I have csv file with about 5000 rows and 950 columns. First I load it to DataFrame:
val data = sqlContext.read .format(csvFormat) .option("header", "true") .option("inferSchema", "true") .load(file) .cache()
After that I search all string columns
val featuresToIndex = data.schema .filter(_.dataType == StringType) .map(field => field.name)
and want to index them. For that I create indexers for each string column
val stringIndexers = featuresToIndex.map(colName => new StringIndexer() .setInputCol(colName) .setOutputCol(colName + "Indexed"))
and create pipeline
val pipeline = new Pipeline().setStages(stringIndexers.toArray)

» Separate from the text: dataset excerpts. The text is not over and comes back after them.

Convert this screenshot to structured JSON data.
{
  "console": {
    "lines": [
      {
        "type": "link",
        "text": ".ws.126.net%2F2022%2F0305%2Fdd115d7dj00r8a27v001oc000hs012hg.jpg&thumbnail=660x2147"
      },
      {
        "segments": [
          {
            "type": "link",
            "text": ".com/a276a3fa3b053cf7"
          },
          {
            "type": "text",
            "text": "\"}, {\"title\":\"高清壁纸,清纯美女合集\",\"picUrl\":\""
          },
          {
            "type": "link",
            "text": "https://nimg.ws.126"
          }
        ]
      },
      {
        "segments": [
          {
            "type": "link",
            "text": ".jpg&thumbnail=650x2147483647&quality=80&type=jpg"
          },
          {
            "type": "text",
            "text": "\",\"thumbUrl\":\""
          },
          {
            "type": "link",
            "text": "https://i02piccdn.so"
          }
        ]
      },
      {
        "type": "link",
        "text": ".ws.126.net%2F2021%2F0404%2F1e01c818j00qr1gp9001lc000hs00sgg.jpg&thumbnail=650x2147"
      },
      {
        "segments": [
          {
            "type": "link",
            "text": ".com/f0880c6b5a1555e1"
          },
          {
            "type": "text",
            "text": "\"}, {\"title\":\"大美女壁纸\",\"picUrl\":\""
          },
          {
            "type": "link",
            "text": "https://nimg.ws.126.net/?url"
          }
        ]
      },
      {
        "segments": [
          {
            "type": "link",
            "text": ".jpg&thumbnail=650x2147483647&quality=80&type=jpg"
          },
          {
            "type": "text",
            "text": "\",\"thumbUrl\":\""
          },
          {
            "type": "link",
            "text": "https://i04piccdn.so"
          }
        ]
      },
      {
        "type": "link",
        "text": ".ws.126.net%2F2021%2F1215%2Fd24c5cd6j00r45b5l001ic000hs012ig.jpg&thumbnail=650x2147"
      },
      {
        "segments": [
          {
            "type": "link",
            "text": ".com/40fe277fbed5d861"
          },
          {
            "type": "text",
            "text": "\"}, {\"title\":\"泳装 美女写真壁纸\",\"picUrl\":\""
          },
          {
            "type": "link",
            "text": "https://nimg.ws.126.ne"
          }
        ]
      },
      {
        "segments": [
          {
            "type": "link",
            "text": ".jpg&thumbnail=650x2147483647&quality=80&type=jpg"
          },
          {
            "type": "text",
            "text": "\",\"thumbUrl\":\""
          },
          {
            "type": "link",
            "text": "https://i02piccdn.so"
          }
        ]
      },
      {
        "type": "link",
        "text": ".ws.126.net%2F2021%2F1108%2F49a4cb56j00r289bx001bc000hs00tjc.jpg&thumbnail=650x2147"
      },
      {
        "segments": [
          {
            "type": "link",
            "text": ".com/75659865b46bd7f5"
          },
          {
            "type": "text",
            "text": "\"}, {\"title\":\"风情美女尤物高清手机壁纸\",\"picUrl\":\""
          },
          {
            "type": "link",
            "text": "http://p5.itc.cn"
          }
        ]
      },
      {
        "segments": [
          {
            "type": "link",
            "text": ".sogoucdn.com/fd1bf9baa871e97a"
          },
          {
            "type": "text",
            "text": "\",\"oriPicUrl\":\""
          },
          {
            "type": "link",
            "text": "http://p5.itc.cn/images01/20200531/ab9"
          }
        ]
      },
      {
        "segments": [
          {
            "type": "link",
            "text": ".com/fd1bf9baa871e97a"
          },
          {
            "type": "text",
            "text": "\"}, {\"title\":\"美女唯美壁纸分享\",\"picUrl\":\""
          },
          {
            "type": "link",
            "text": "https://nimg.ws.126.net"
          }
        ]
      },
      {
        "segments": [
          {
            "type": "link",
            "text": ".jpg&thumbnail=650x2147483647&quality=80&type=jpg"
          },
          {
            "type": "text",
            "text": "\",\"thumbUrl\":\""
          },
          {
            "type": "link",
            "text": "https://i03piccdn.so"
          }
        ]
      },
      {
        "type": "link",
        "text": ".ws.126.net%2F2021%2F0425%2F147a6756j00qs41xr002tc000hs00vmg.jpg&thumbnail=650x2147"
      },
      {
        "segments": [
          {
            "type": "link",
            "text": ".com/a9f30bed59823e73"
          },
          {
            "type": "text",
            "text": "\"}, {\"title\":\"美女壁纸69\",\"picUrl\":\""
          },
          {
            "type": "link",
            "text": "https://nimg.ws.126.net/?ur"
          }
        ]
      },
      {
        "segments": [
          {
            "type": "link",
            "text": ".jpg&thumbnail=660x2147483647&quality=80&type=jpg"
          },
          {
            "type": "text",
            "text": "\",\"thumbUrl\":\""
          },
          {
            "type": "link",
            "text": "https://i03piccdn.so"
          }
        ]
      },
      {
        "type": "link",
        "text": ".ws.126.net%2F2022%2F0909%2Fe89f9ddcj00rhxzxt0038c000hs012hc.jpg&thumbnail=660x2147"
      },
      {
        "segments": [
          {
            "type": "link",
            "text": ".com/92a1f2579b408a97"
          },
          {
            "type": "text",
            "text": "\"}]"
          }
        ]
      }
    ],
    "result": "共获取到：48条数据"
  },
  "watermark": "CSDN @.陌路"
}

But when I try to transform my initial dataframe with this pipeline
val indexedDf = pipeline.fit(data).transform(data)
I get StackOverflowError
16/07/05 16:55:12 INFO DAGScheduler: Job 4 finished: countByValue at StringIndexer.scala:86, took 7.882774 s Exception in thread "main" java.lang.StackOverflowError at scala.collection.immutable.Set$Set1.contains(Set.scala:84) at scala.collection.immutable.Set$Set1.$plus(Set.scala:86) at scala.collection.immutable.Set$Set1.$plus(Set.scala:81) at scala.collection.mutable.SetBuilder.$plus$eq(SetBuilder.scala:22) at scala.collection.mutable.SetBuilder.$plus$eq(SetBuilder.scala:20) at scala.collection.generic.Growable$class.loop$1(Growable.scala:53) at scala.collection.generic.Growable$class.$plus$plus$eq(Growable.scala:57) at scala.collection.mutable.SetBuilder.$plus$plus$eq(SetBuilder.scala:20) at scala.collection.TraversableLike$class.to(TraversableLike.scala:590) at scala.collection.AbstractTraversable.to(Traversable.scala:104) at scala.collection.TraversableOnce$class.toSet(TraversableOnce.scala:304) at scala.collection.AbstractTraversable.toSet(Traversable.scala:104) at org.apache.spark.sql.catalyst.trees.TreeNode.containsChild$lzycompute(TreeNode.scala:86) at org.apache.spark.sql.catalyst.trees.TreeNode.containsChild(TreeNode.scala:86) at org.apache.spark.sql.catalyst.trees.TreeNode$$anonfun$4.apply(TreeNode.scala:280) at scala.collection.Iterator$$anon$11.next(Iterator.scala:409) ...
What am I doing wrong? Thanks.
Advertisement
Answer
Seems like I found the kind of solution – use spark 2.0. Previously, I used 1.6.2 – it was the latest version at the time of issue. I tried to use the preview version of 2.0, but there is also the problem reproduced.